Website statistics that don’t matter

Website statisticsTracking website statistics is a good thing. After all, how can you determine if your website is successful unless you set a goal for it, then track some statistics to see if you are reaching that goal? With that as a given, so much of the traditional view of the important statistics to track just isn’t true. I was one of several discussion leaders a few months back at an event put on by the Edmond Area Chamber of Commerce. The topic was “Technology — Marketing Your Company on the Web.”

During the course of the discussion, the topic of tracking statistics came up. I made the point that the tracking of hits was overrated and not nearly important as most people made it out to be. After all, when you’re paying rent for your office or storefront, do they accept hits as payment? Of course not. Your website needs to make you money. Well, two other web design companies were present and argued the point with me.

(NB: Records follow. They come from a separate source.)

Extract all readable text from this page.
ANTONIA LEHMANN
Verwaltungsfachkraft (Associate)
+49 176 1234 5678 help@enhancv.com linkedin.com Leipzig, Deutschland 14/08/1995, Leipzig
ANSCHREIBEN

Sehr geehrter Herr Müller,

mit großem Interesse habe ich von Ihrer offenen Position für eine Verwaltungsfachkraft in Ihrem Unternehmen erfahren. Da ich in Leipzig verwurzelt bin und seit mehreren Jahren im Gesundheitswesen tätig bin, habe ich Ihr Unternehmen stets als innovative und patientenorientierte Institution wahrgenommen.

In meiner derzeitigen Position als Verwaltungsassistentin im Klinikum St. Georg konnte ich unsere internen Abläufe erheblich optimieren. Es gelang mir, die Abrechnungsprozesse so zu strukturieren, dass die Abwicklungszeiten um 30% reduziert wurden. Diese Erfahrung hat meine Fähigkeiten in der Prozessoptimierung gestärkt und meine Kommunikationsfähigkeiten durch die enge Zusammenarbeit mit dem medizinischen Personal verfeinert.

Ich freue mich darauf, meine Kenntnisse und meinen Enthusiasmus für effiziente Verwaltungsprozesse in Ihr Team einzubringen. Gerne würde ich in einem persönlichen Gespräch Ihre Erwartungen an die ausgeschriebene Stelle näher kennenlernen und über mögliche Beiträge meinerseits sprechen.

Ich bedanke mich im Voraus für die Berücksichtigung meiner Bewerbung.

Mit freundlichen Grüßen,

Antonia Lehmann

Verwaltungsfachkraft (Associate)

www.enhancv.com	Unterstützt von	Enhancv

Now, it’s possible we were arguing semantics. I was saying that hits are not the goal, but tracking them can be the means to an end. They may have very well been meaning the same thing but emphasizing the means. But the point is, the popular process is to track a lot of statistics that ultimately don’t mean anything.
The book Web Design for ROI talks about several “metrics that don’t matter (as much).” I’m going to hijack their list here, and give my own commentary on each of the items. Metrics that don’t matter (as much)

  • Traffic Here’s my simple, blunt comment on traffic: Who cares how many people are visiting your site if they aren’t buying anything?
  • Time on site and average page views Web Design for ROI gives an excellent example here. The general view is that the longer someone spends on your website, the better. However, if after a redesign, someone is able to make a purchase quicker, that’s not really a bad thing.
  • Hits Hits measure the total number of objects (files, images, pages, etc) downloaded from your website. This number can easily be inflated simply by adding a lot of pictures to your front page. Again, who cares how many hits you have if you don’t have money coming in from them?
  • Surveys We’re talking here about surveying customers, clients and/or website visitors about the website. Watching what someone does when they visit your site will give infinitely more accurate and useful information about your website than asking them about it will.
  • Focus groups Surveys and focus groups share some of the same problems. In addition, the feedback from individuals in the groups will be impacted by other individuals in their group.
  • Industry average conversion rates While you do understandably want better conversion rates (simply put, $$ per website visitor) than your competitors, there’s no real way to directly compare your conversion rates with theirs. You would have to have the same exact site with only slight differences to reasonably compare conversion rates.

Keep in mind as you look at any statistic that the ultimate goal of your website is (probably) to increase your revenue and provide a return on your investment. They are not the goal itself, but use them as a tool to move your company towards that goal.